Récifs de coraux : une carte mondiale pointe les plus menacés
Du nouveau pour la protection des coraux. Des chercheurs australiens ont établi une carte mondiale de la vulnérabilité des récifs. Elle permet de déceler les lieux où des mesures de conservation seront les plus utiles et semble donc un outil précieux pour les gestionnaires de ces écosystèmes fragiles.
Les récifs coralliens vont mal. Dix-neuf pour cent d’entre eux sont déjà morts, 15 % du restant va suivre dans les quinze ans à venir selon les prévisions du réseau d’observation mondial des récifs coralliens (GCRMN). La hausse de la température de l'eau liée au réchauffement global est une des causes principales de leur mauvaise santé.
Or l’écosystème basé sur les coraux est un des plus riches et productifs qui soient. Il abrite des milliers d’espèces marines, nourrit directement une centaine de millions de personnes et garantit la protection de la côte contre les assauts de la mer dans des dizaines de pays. La valeur économique des récifs est donc importante et, par surcroît, ils sont un des attraits touristiques principaux de nombreuses destinations.
Cartographier les périls est difficile car les coraux sont sensibles à des causes de stress très diverses. Une des principales causes de mort est liée aux variations excessives de la température de l’eau et en particulier son réchauffement. Il entraîne l’expulsion des microalgues en symbiose avec le polype ce qui fait blanchir le corail et finit par le tuer.
De nombreux paramètres pour une note globale
Le travail des biologistes de la Macquarie University de Sydney a donc pris en compte les caractéristiques des variations passées et prévues de la température de l’eau ainsi que bien d’autres facteurs. Parmi lesquels : la prolifération d’algues, l’exposition au soleil et aux ultraviolets, la quantité de sédiments et de polluants pouvant être apportés de la terre par les eaux de ruissellement ou encore l’effet des marées… Ils en ont formé trois catégories : les variables liées au soleil (température, UV), les paramètres augmentant le stress (eutrophisation, apport de sédiments) et ceux diminuant ce stress (le vent, les marées), qu’ils ont pu intégrer sous forme mathématique dans un modèle, d’où est issue la carte.

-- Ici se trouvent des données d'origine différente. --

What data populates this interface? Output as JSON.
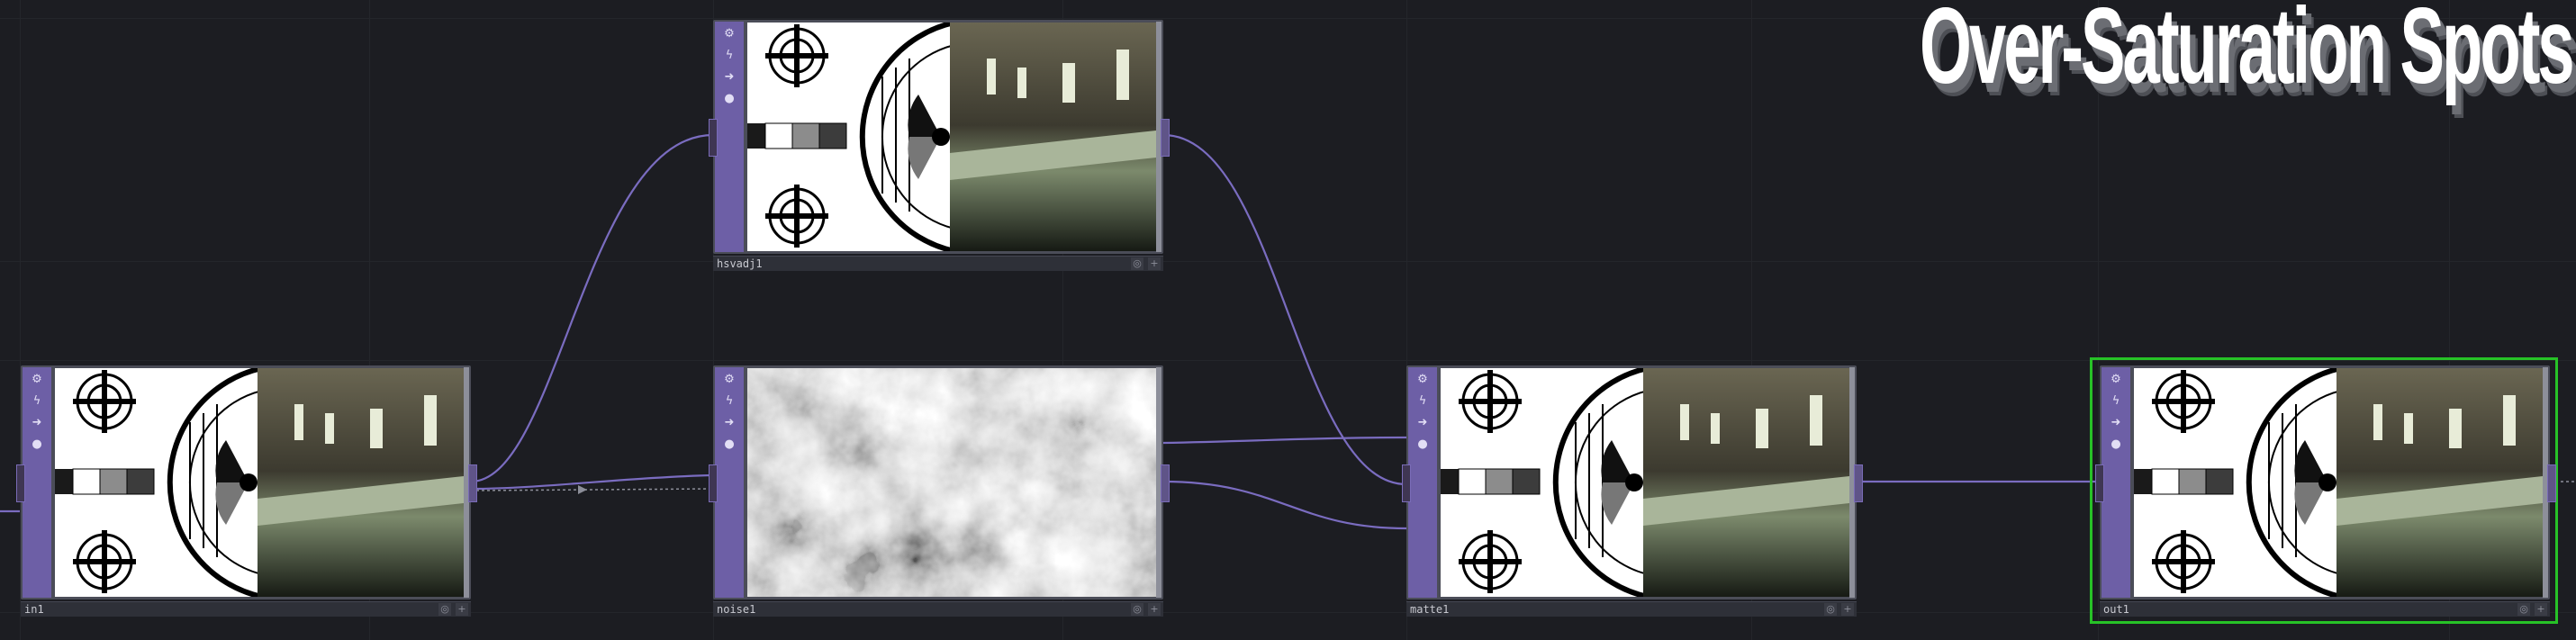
{
  "title": "Over-Saturation Spots",
  "nodes": [
    {
      "id": "in1",
      "label": "in1",
      "kind": "testpattern"
    },
    {
      "id": "hsvadj1",
      "label": "hsvadj1",
      "kind": "testpattern"
    },
    {
      "id": "noise1",
      "label": "noise1",
      "kind": "noise"
    },
    {
      "id": "matte1",
      "label": "matte1",
      "kind": "testpattern"
    },
    {
      "id": "out1",
      "label": "out1",
      "kind": "testpattern",
      "selected": true
    }
  ],
  "node_icons": [
    "gear-icon",
    "lightning-icon",
    "arrow-icon",
    "drop-icon"
  ],
  "testpattern": {
    "tl": "20",
    "tr": "30",
    "bl": "40",
    "br": "50"
  },
  "colors": {
    "background": "#1c1d22",
    "node_strip": "#6d5fa6",
    "wire": "#7a6cc0",
    "selection": "#27c227"
  }
}
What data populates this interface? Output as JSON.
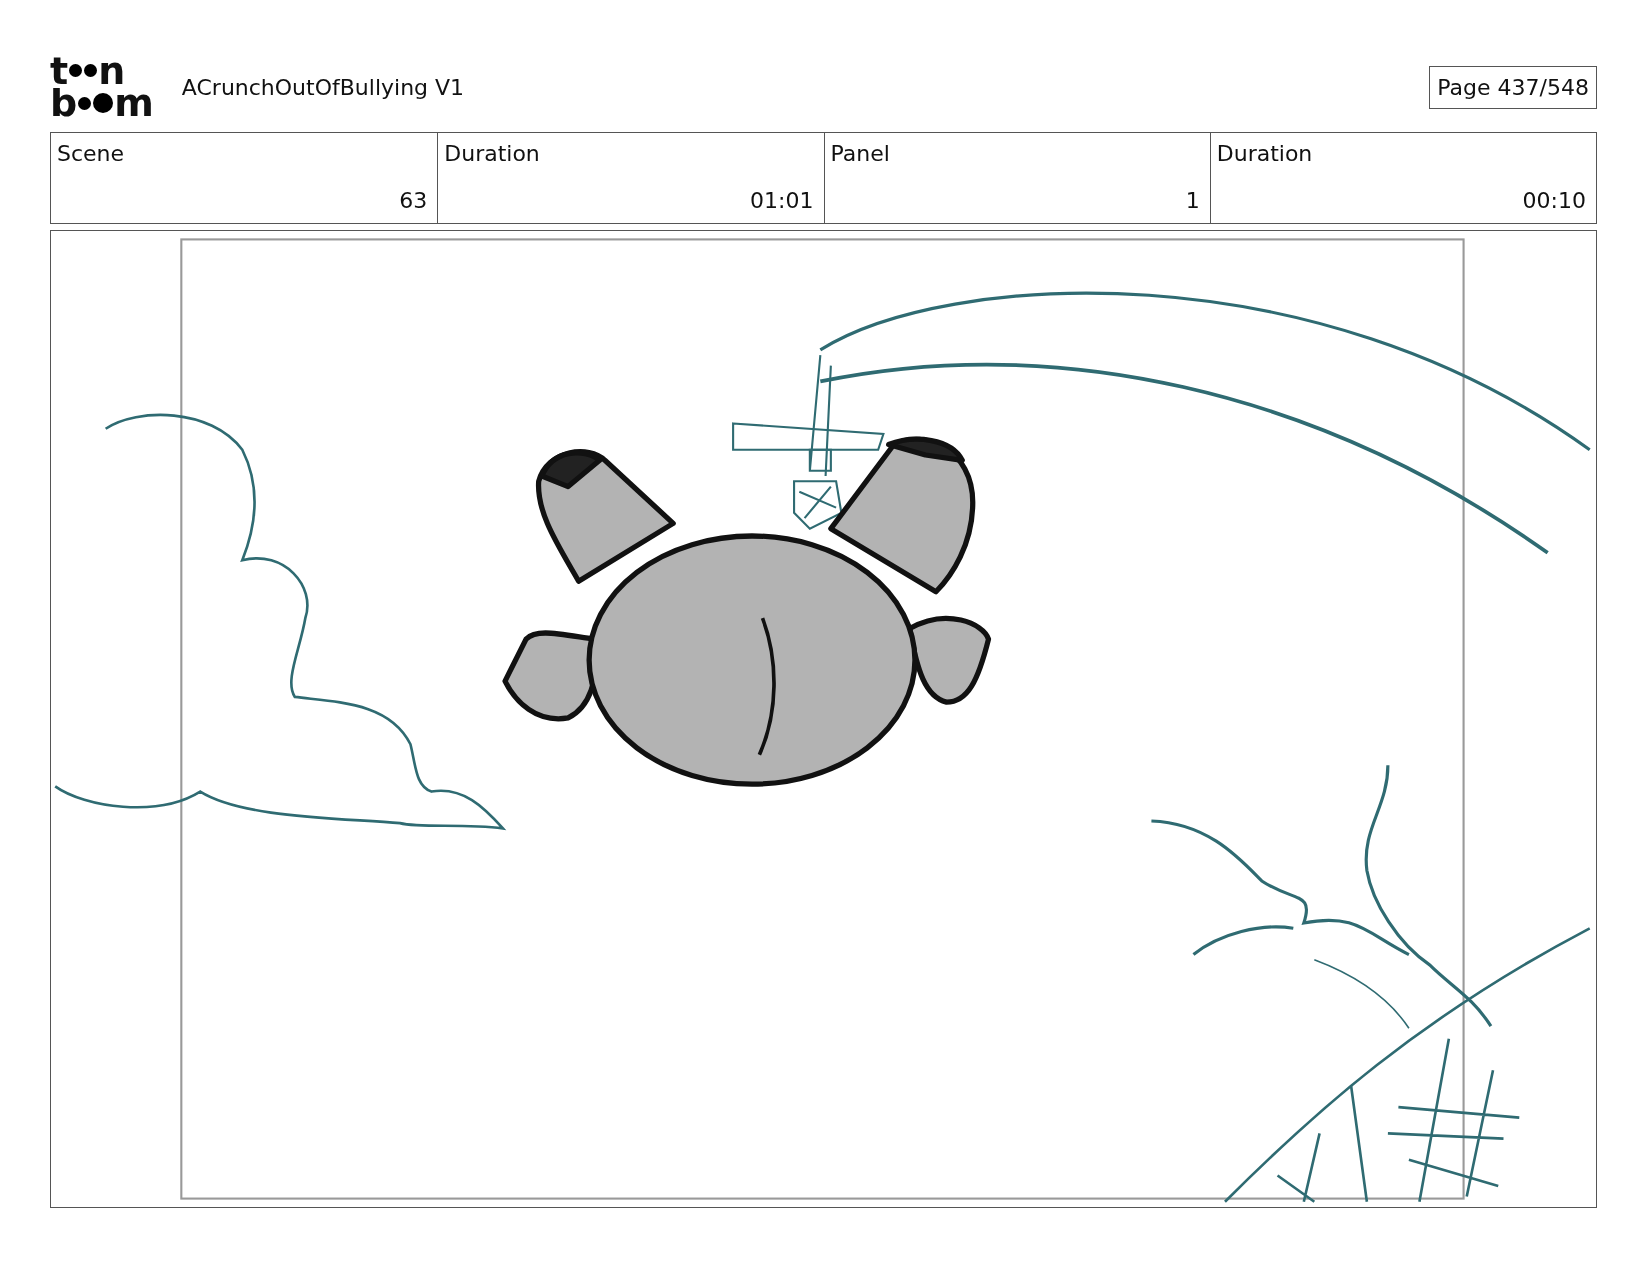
{
  "logo": {
    "lines": [
      [
        "t",
        "n"
      ],
      [
        "b",
        "m"
      ]
    ]
  },
  "title": "ACrunchOutOfBullying V1",
  "page": "Page 437/548",
  "info_table": {
    "headers": [
      "Scene",
      "Duration",
      "Panel",
      "Duration"
    ],
    "values": [
      "63",
      "01:01",
      "1",
      "00:10"
    ]
  }
}
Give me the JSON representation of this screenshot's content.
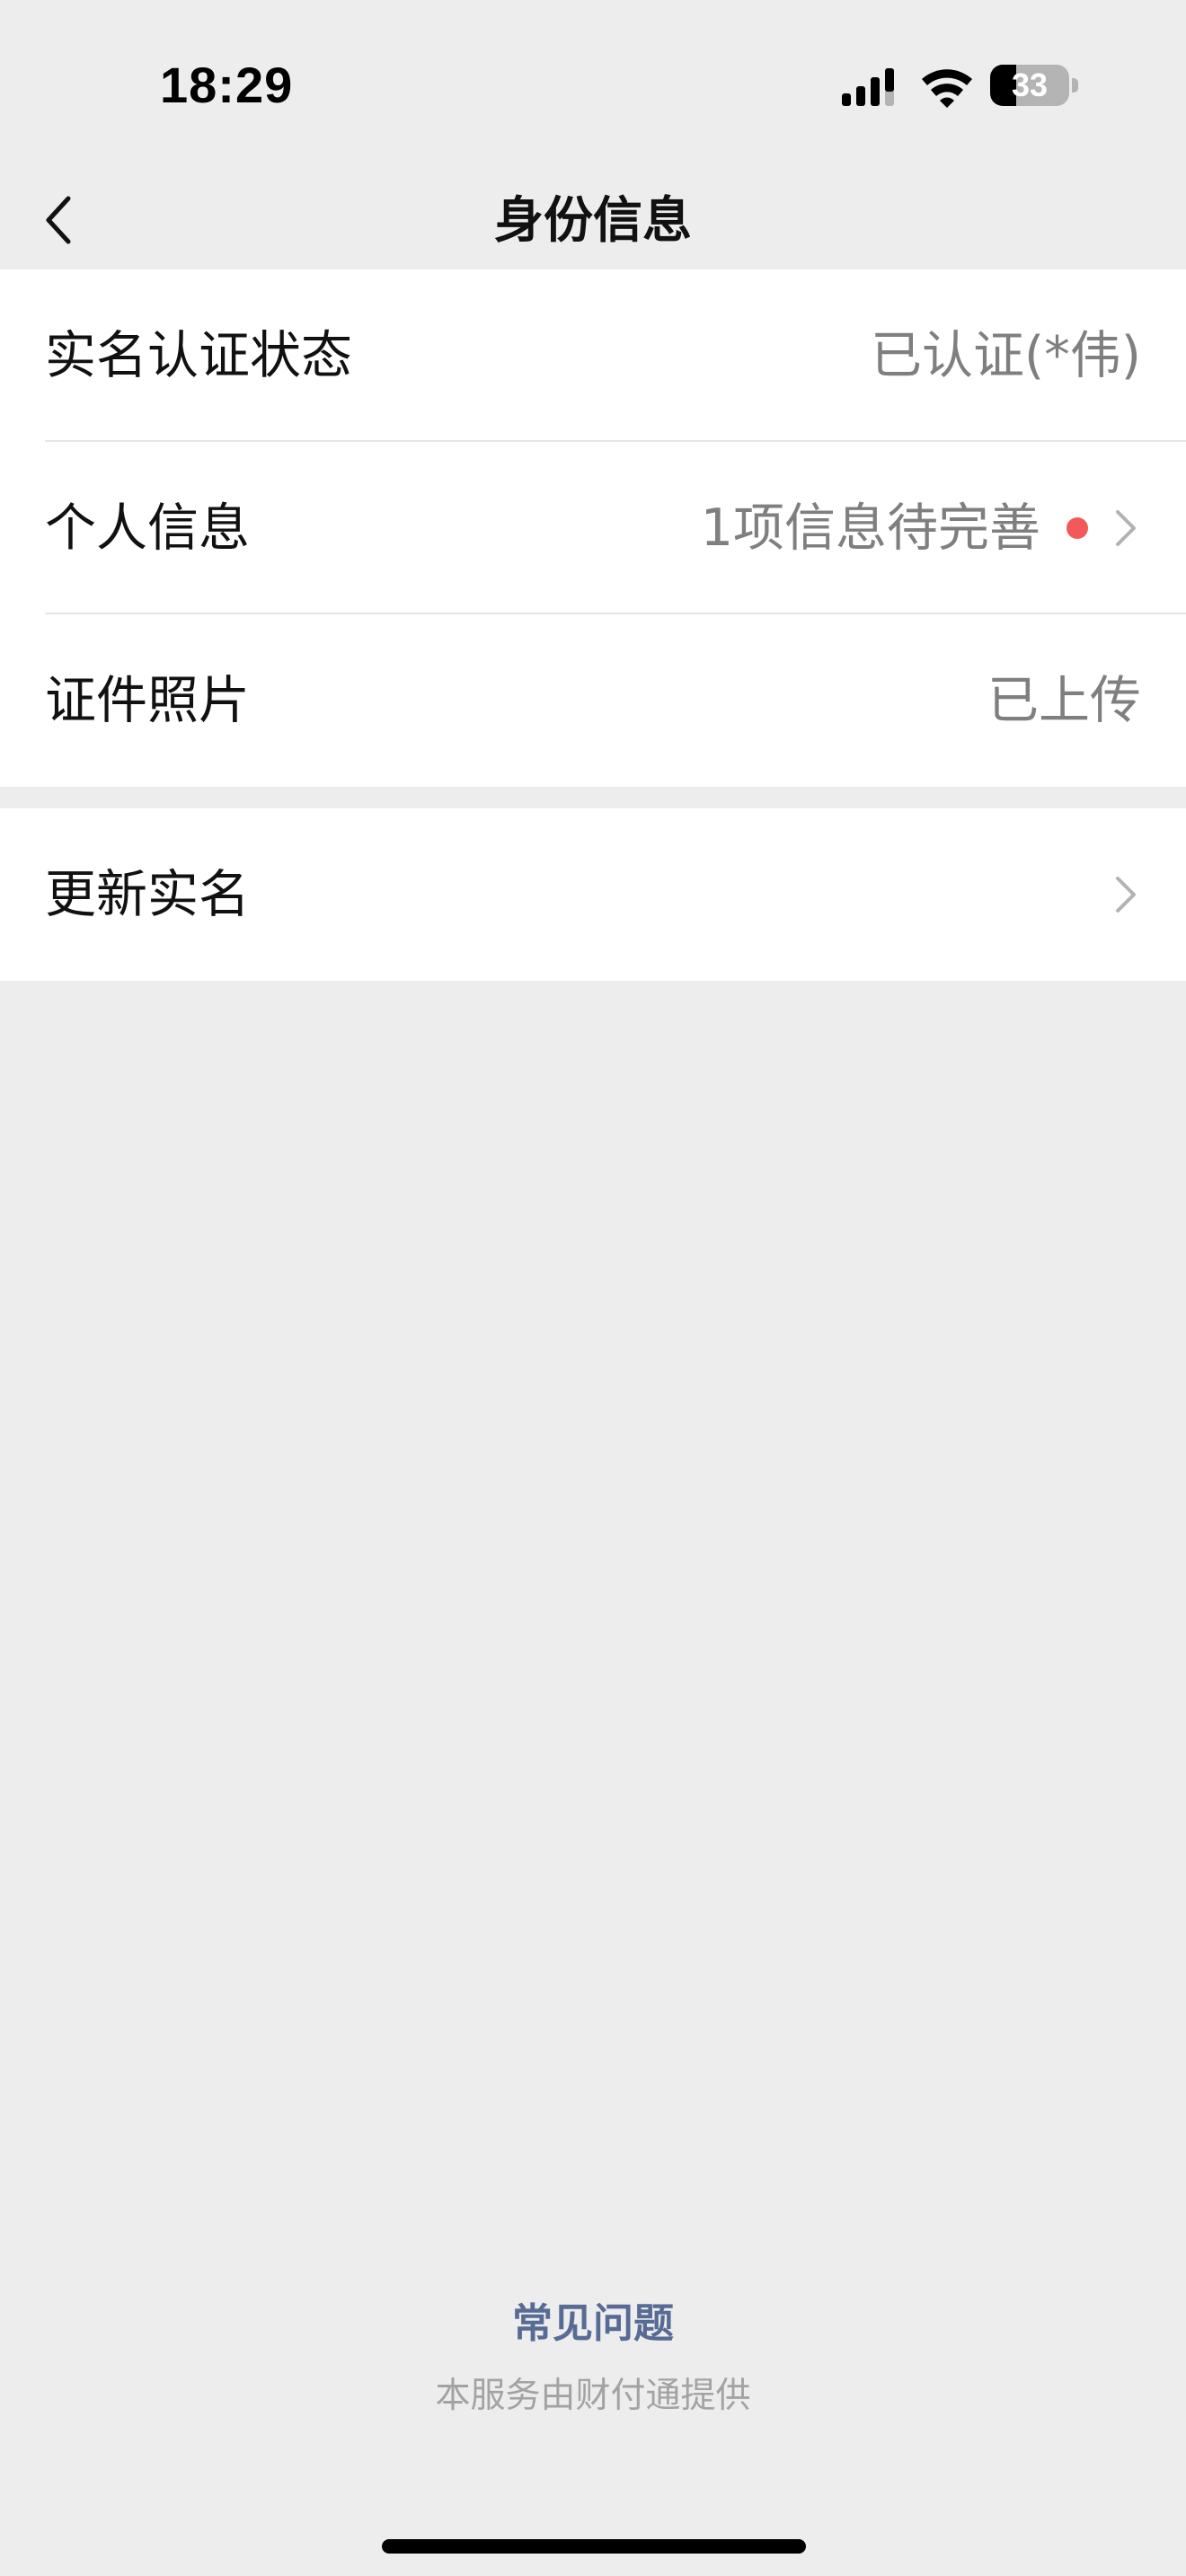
{
  "status_bar": {
    "time": "18:29",
    "battery_level": "33",
    "icons": [
      "signal-icon",
      "wifi-icon",
      "battery-icon"
    ]
  },
  "nav": {
    "title": "身份信息",
    "back_icon": "chevron-left-icon"
  },
  "identity_rows": [
    {
      "label": "实名认证状态",
      "value": "已认证(*伟)",
      "has_arrow": false,
      "has_dot": false
    },
    {
      "label": "个人信息",
      "value": "1项信息待完善",
      "has_arrow": true,
      "has_dot": true
    },
    {
      "label": "证件照片",
      "value": "已上传",
      "has_arrow": false,
      "has_dot": false
    }
  ],
  "update_row": {
    "label": "更新实名",
    "has_arrow": true
  },
  "footer": {
    "faq_label": "常见问题",
    "provider_note": "本服务由财付通提供"
  },
  "colors": {
    "background": "#ededed",
    "card": "#ffffff",
    "link": "#576b95",
    "secondary_text": "#7f7f7f",
    "badge_dot": "#f25a5a"
  }
}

La carte synthétisant le travail de l'équipe de Joseph Maina localise les principaux récifs mondiaux par des points colorés correspondant à une note entre 0 et 1. Du vert pour un récif en pleine forme (valeur 0), le dégradé va jusqu'au rouge, (valeur 1), symbole d'un fort risque de disparition. La Réunion, avec un score de 0,13, est selon l'étude le meilleur élève. © Joseph Maina
Sur ce planisphère, chaque récif de corail se voit attribuer une note, une valeur entre 0 et 1 correspondant à l’importance du stress qu’il subit et donc à son risque de disparition. Les données brutes sont disponibles sur le site du journal Plos One. La principale source de stress est l'augmentation de température de l'eau à cause du réchauffement climatique, renforcé ou réduit par d'autres facteurs également pris en compte. Une valeur basse correspond à des zones en bonne santé et faiblement menacées ; en se rapprochant de 1, les perturbations augmentent et l’avenir s’assombrit.
Malheur aux vaincus
Pour l’organisation des efforts de protection, la carte est un outil précieux car elle est censée permettre de mieux diriger les investissements. Mais elle fait émerger une idée assez nouvelle : pour certains biologistes, dont le co-auteur de l’étude Tim McClanahan, de la Wildlife Conservation Society de Mombasa au Kenya, il faudrait « se concentrer sur les [récifs] gagnants, pas sur les perdants ». Un point de vue très pragmatique…
Des critiques quant à la valeur des diagnostics s’élèvent également car la réponse des récifs à une même agression peut être fort différente. Mais Joseph Maina, responsable de l’étude, précise bien que leur travail compile de manière lisible et efficace les agressions subies par le corail pour en tirer une valeur globale de stress. Il s'agit d'une somme de paramètres extérieurs, et l’avenir du récif dépend bien sûr fortement de l’adaptabilité et de la résilience des coraux face à ces menaces. Le séquençage du génome d'un corail, effectué récemment, apporte des précisions sur ces points.
Les informations apportées par ce travail dressent en tout cas un état des lieux précis de la vulnérabilité du corail face au réchauffement climatique. Utilisées en connaissant leurs limites, elles rendront tout de même la vie plus facile à ceux qui, dans le monde, tentent de sauver les récifs.